The team cited a "conservative" estimate that some 10,000 people were killed in the violence, but outside investigators have had no access to the affected regions making a precise accounting elusive, if not impossible.
Above all, the investigators said the situation in Myanmar should be referred to the International Criminal Court, and if not, to a special tribunal. Last week, Myanmar's government rejected any cooperation with the ICC, to which it is not a party. China, a permanent member of the UN Security Council with veto power over whether the issue will be brought before the ICC, has been reticent about condemning Myanmar's government during the crisis.
UN officials and human rights watchers have for months pointed to evidence of genocide in Myanmar, and the United States late last year said that "ethnic cleansing" was occurring in Myanmar. But few experts have studied the issue as in-depth and in such an official way as the fact-finding team, with a mandate from a body that has Myanmar's approval: The country is among the 47 members of the Human Rights Council.
The United Nations does not apply the word "genocide" lightly.

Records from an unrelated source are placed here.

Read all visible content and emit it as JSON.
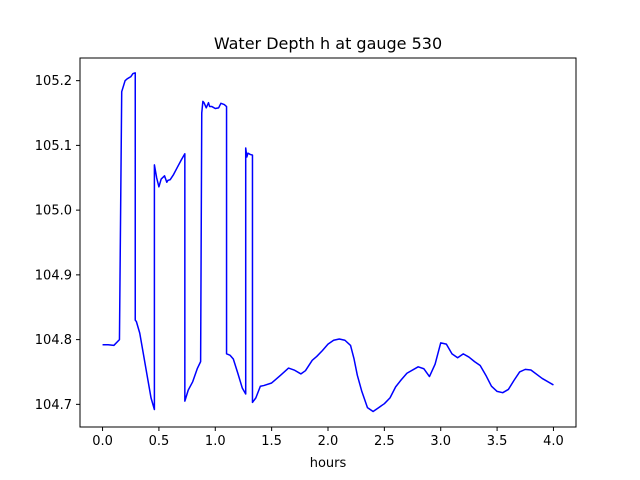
{
  "chart_data": {
    "type": "line",
    "title": "Water Depth h at gauge 530",
    "xlabel": "hours",
    "ylabel": "",
    "xlim": [
      -0.2,
      4.2
    ],
    "ylim": [
      104.665,
      105.235
    ],
    "xticks": [
      0.0,
      0.5,
      1.0,
      1.5,
      2.0,
      2.5,
      3.0,
      3.5,
      4.0
    ],
    "xtick_labels": [
      "0.0",
      "0.5",
      "1.0",
      "1.5",
      "2.0",
      "2.5",
      "3.0",
      "3.5",
      "4.0"
    ],
    "yticks": [
      104.7,
      104.8,
      104.9,
      105.0,
      105.1,
      105.2
    ],
    "ytick_labels": [
      "104.7",
      "104.8",
      "104.9",
      "105.0",
      "105.1",
      "105.2"
    ],
    "grid": false,
    "series": [
      {
        "color": "#0000ff",
        "x": [
          0.0,
          0.05,
          0.1,
          0.15,
          0.17,
          0.2,
          0.22,
          0.25,
          0.27,
          0.29,
          0.29,
          0.3,
          0.33,
          0.36,
          0.4,
          0.43,
          0.46,
          0.46,
          0.48,
          0.5,
          0.52,
          0.55,
          0.57,
          0.58,
          0.6,
          0.63,
          0.66,
          0.7,
          0.73,
          0.73,
          0.76,
          0.8,
          0.84,
          0.87,
          0.88,
          0.89,
          0.9,
          0.92,
          0.94,
          0.95,
          0.97,
          1.0,
          1.03,
          1.05,
          1.08,
          1.1,
          1.1,
          1.13,
          1.16,
          1.2,
          1.24,
          1.27,
          1.27,
          1.28,
          1.29,
          1.31,
          1.33,
          1.33,
          1.36,
          1.4,
          1.43,
          1.5,
          1.58,
          1.65,
          1.7,
          1.76,
          1.8,
          1.86,
          1.9,
          1.95,
          2.0,
          2.05,
          2.1,
          2.15,
          2.2,
          2.23,
          2.26,
          2.3,
          2.35,
          2.4,
          2.45,
          2.5,
          2.55,
          2.6,
          2.65,
          2.7,
          2.8,
          2.85,
          2.9,
          2.95,
          3.0,
          3.05,
          3.1,
          3.15,
          3.2,
          3.25,
          3.3,
          3.35,
          3.4,
          3.45,
          3.5,
          3.55,
          3.6,
          3.65,
          3.7,
          3.75,
          3.8,
          3.9,
          4.0
        ],
        "y": [
          104.792,
          104.792,
          104.791,
          104.8,
          105.183,
          105.2,
          105.203,
          105.206,
          105.211,
          105.212,
          104.83,
          104.828,
          104.81,
          104.78,
          104.74,
          104.71,
          104.692,
          105.07,
          105.05,
          105.036,
          105.048,
          105.053,
          105.043,
          105.046,
          105.047,
          105.055,
          105.065,
          105.078,
          105.087,
          104.705,
          104.722,
          104.735,
          104.755,
          104.766,
          105.15,
          105.168,
          105.166,
          105.158,
          105.166,
          105.16,
          105.16,
          105.157,
          105.158,
          105.165,
          105.163,
          105.16,
          104.778,
          104.776,
          104.77,
          104.748,
          104.725,
          104.716,
          105.096,
          105.082,
          105.088,
          105.086,
          105.085,
          104.703,
          104.71,
          104.728,
          104.729,
          104.733,
          104.745,
          104.756,
          104.753,
          104.747,
          104.752,
          104.768,
          104.774,
          104.783,
          104.793,
          104.799,
          104.801,
          104.799,
          104.791,
          104.771,
          104.745,
          104.72,
          104.695,
          104.689,
          104.695,
          104.701,
          104.71,
          104.727,
          104.738,
          104.748,
          104.758,
          104.755,
          104.743,
          104.762,
          104.795,
          104.793,
          104.778,
          104.772,
          104.778,
          104.773,
          104.766,
          104.76,
          104.745,
          104.728,
          104.72,
          104.718,
          104.723,
          104.737,
          104.75,
          104.754,
          104.753,
          104.74,
          104.73
        ]
      }
    ]
  }
}
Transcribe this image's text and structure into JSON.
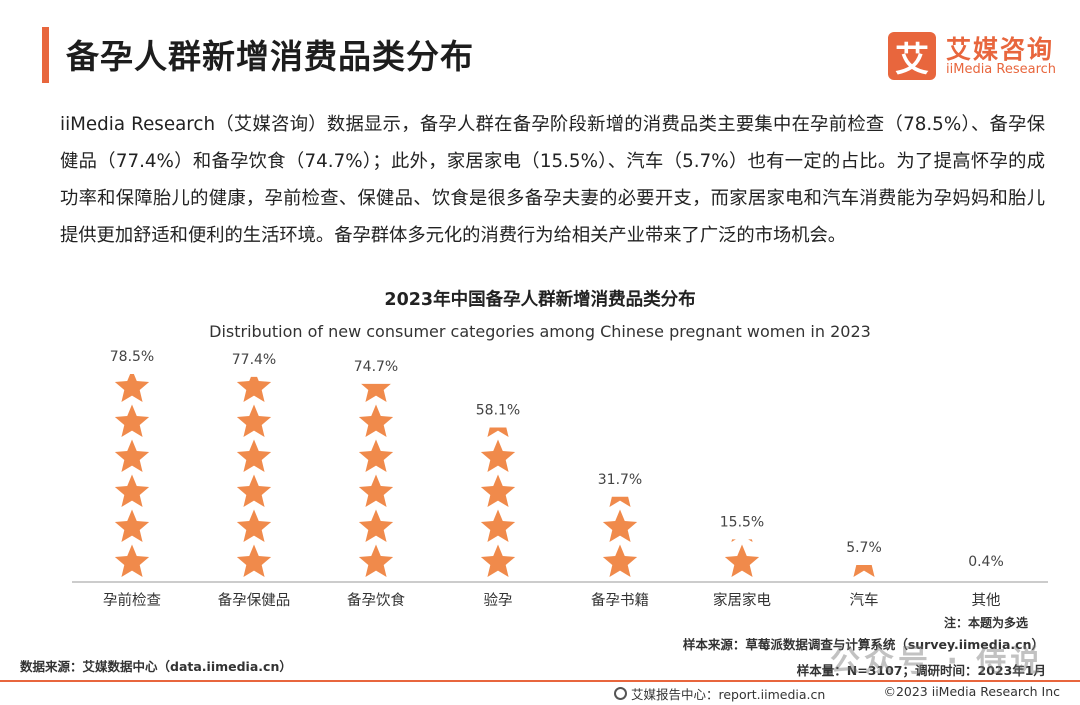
{
  "header": {
    "title": "备孕人群新增消费品类分布",
    "logo_mark": "艾",
    "logo_cn": "艾媒咨询",
    "logo_en": "iiMedia Research"
  },
  "intro_text": "iiMedia Research（艾媒咨询）数据显示，备孕人群在备孕阶段新增的消费品类主要集中在孕前检查（78.5%）、备孕保健品（77.4%）和备孕饮食（74.7%）；此外，家居家电（15.5%）、汽车（5.7%）也有一定的占比。为了提高怀孕的成功率和保障胎儿的健康，孕前检查、保健品、饮食是很多备孕夫妻的必要开支，而家居家电和汽车消费能为孕妈妈和胎儿提供更加舒适和便利的生活环境。备孕群体多元化的消费行为给相关产业带来了广泛的市场机会。",
  "chart_data": {
    "type": "bar",
    "title": "2023年中国备孕人群新增消费品类分布",
    "subtitle": "Distribution of new consumer categories among Chinese pregnant women in 2023",
    "categories": [
      "孕前检查",
      "备孕保健品",
      "备孕饮食",
      "验孕",
      "备孕书籍",
      "家居家电",
      "汽车",
      "其他"
    ],
    "values": [
      78.5,
      77.4,
      74.7,
      58.1,
      31.7,
      15.5,
      5.7,
      0.4
    ],
    "value_labels": [
      "78.5%",
      "77.4%",
      "74.7%",
      "58.1%",
      "31.7%",
      "15.5%",
      "5.7%",
      "0.4%"
    ],
    "unit": "%",
    "marker": "star",
    "bar_color": "#f08a4b",
    "ylim": [
      0,
      80
    ],
    "grid": false
  },
  "notes": {
    "note": "注：本题为多选",
    "sample_source": "样本来源：草莓派数据调查与计算系统（survey.iimedia.cn）",
    "sample_info": "样本量：N=3107；调研时间：2023年1月",
    "data_source": "数据来源：艾媒数据中心（data.iimedia.cn）"
  },
  "footer": {
    "left": "艾媒报告中心：report.iimedia.cn",
    "right": "©2023  iiMedia Research  Inc"
  },
  "watermark": "公众号 · 侍说",
  "colors": {
    "accent": "#e8663d",
    "star": "#f08a4b"
  }
}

The fact-finding team's assessment suggests the crimes against the Rohingya could meet the strict legal definition which was last met over crimes in Bosnia and Rwanda nearly a quarter-century ago.
Human rights watchers say determining "genocidal intent" is perhaps the most difficult criteria to meet: In essence, it's the task of assessing the mindsets of perpetrators to determine if ethnicity, race, religion or another attribute had motivated them.
"The crimes in Rakhine state, and the manner in which they were perpetrated, are similar in nature, gravity and scope to those that have allowed genocidal intent to be established in other contexts," the report said, alluding to a region of Myanmar that is home for many Rohingya.
Adding into their assessment: The extreme brutality of the crimes; "hate rhetoric" and specific speech by perpetrators and military commanders; policies of exclusion against Rohingya people; an "oppressive context;" and the "level of organization indicating a plan for destruction."